From d96e53285b4e748eacda314bf0958b87cfa42130 Mon Sep 17 00:00:00 2001
From: xie xingguo <xie.xingguo@zte.com.cn>
Date: Sat, 31 Aug 2019 10:17:57 +0800
Subject: [PATCH] osd/PG: fix _finish_recovery vs repair race

On detecting a corrupted object, primary may automatically
repair that object by leveraging the existing recovery procedure,
which turned out to be racy with a previous unfinished _finish_recovery
callback - the problem would then be that _finish_recovery might
continue to purge some strays that we still want to pull data from.

Fix by re-checking if there are any newly added missing objects when
executing _finish_recovery.

Note that before https://github.com/ceph/ceph/pull/29756 we might
instead have to call needs_recovery to catch the race condition
since we did not evict pg from clean state when triggering an auto-repair..

Signed-off-by: xie xingguo <xie.xingguo@zte.com.cn>
---
 src/osd/PG.cc | 7 ++++---
 1 file changed, 4 insertions(+), 3 deletions(-)

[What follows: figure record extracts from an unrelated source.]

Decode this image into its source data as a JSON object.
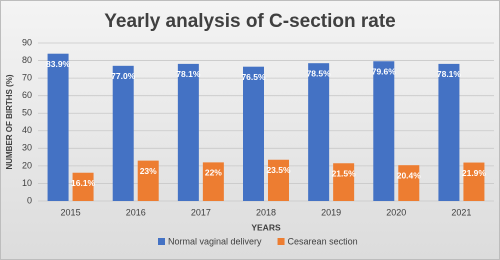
{
  "chart_data": {
    "type": "bar",
    "title": "Yearly analysis of C-section rate",
    "x_label": "YEARS",
    "y_label": "NUMBER OF BIRTHS (%)",
    "categories": [
      "2015",
      "2016",
      "2017",
      "2018",
      "2019",
      "2020",
      "2021"
    ],
    "series": [
      {
        "name": "Normal vaginal delivery",
        "color": "#4472c4",
        "values": [
          83.9,
          77.0,
          78.1,
          76.5,
          78.5,
          79.6,
          78.1
        ],
        "value_labels": [
          "83.9%",
          "77.0%",
          "78.1%",
          "76.5%",
          "78.5%",
          "79.6%",
          "78.1%"
        ]
      },
      {
        "name": "Cesarean section",
        "color": "#ed7d31",
        "values": [
          16.1,
          23,
          22,
          23.5,
          21.5,
          20.4,
          21.9
        ],
        "value_labels": [
          "16.1%",
          "23%",
          "22%",
          "23.5%",
          "21.5%",
          "20.4%",
          "21.9%"
        ]
      }
    ],
    "ylim": [
      0,
      90
    ],
    "yticks": [
      0,
      10,
      20,
      30,
      40,
      50,
      60,
      70,
      80,
      90
    ],
    "grid": true,
    "legend": "bottom"
  }
}
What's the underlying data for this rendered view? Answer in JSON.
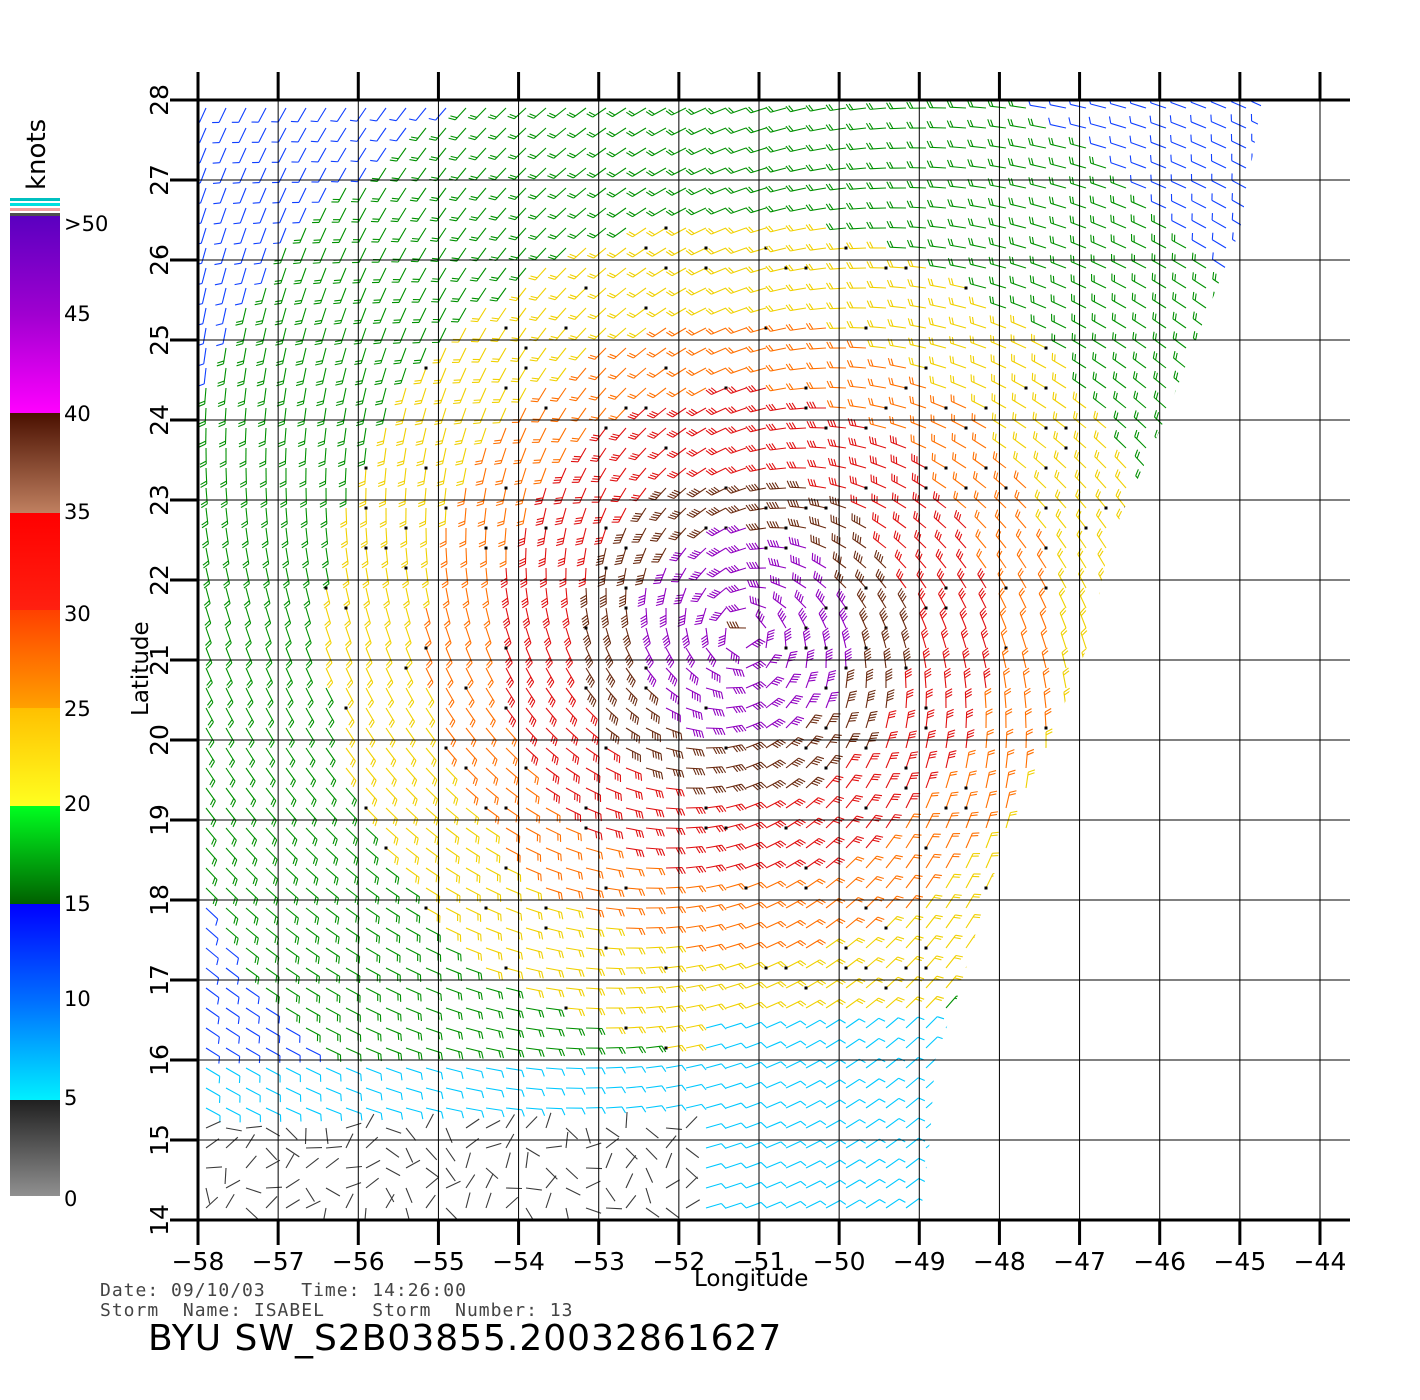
{
  "map": {
    "lon_range": [
      -58,
      -44
    ],
    "lat_range": [
      14,
      28
    ],
    "lon_ticks": [
      "−58",
      "−57",
      "−56",
      "−55",
      "−54",
      "−53",
      "−52",
      "−51",
      "−50",
      "−49",
      "−48",
      "−47",
      "−46",
      "−45",
      "−44"
    ],
    "lat_ticks": [
      "14",
      "15",
      "16",
      "17",
      "18",
      "19",
      "20",
      "21",
      "22",
      "23",
      "24",
      "25",
      "26",
      "27",
      "28"
    ],
    "xlabel": "Longitude",
    "ylabel": "Latitude",
    "storm_center": {
      "lon": -51.2,
      "lat": 21.3
    },
    "grid": true
  },
  "legend": {
    "units": "knots",
    "labels": [
      ">50",
      "45",
      "40",
      "35",
      "30",
      "25",
      "20",
      "15",
      "10",
      "5",
      "0"
    ],
    "colors": {
      "calm": "#3a3a3a",
      "light": "#00c8ff",
      "moderate": "#1040ff",
      "fresh": "#009000",
      "strong": "#f0d000",
      "gale": "#ff7000",
      "storm": "#e01010",
      "severe": "#6a2a10",
      "extreme": "#9000c0"
    }
  },
  "meta": {
    "date_line": "Date: 09/10/03   Time: 14:26:00",
    "storm_line": "Storm  Name: ISABEL    Storm  Number: 13",
    "title": "BYU  SW_S2B03855.20032861627"
  }
}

diff --git a/src/osd/PG.cc b/src/osd/PG.cc
index 88d86957ad9..6556d13301e 100644
--- a/src/osd/PG.cc
+++ b/src/osd/PG.cc
@@ -494,11 +494,12 @@ Context *PG::finish_recovery()
 void PG::_finish_recovery(Context *c)
 {
   std::scoped_lock locker{*this};
-  // When recovery is initiated by a repair, that flag is left on
-  state_clear(PG_STATE_REPAIR);
-  if (recovery_state.is_deleting()) {
+  if (recovery_state.is_deleting() || !is_clean()) {
+    dout(10) << __func__ << " raced with delete or repair" << dendl;
     return;
   }
+  // When recovery is initiated by a repair, that flag is left on
+  state_clear(PG_STATE_REPAIR);
   if (c == finish_sync_event) {
     dout(10) << "_finish_recovery" << dendl;
     finish_sync_event = 0;
-- 
2.47.3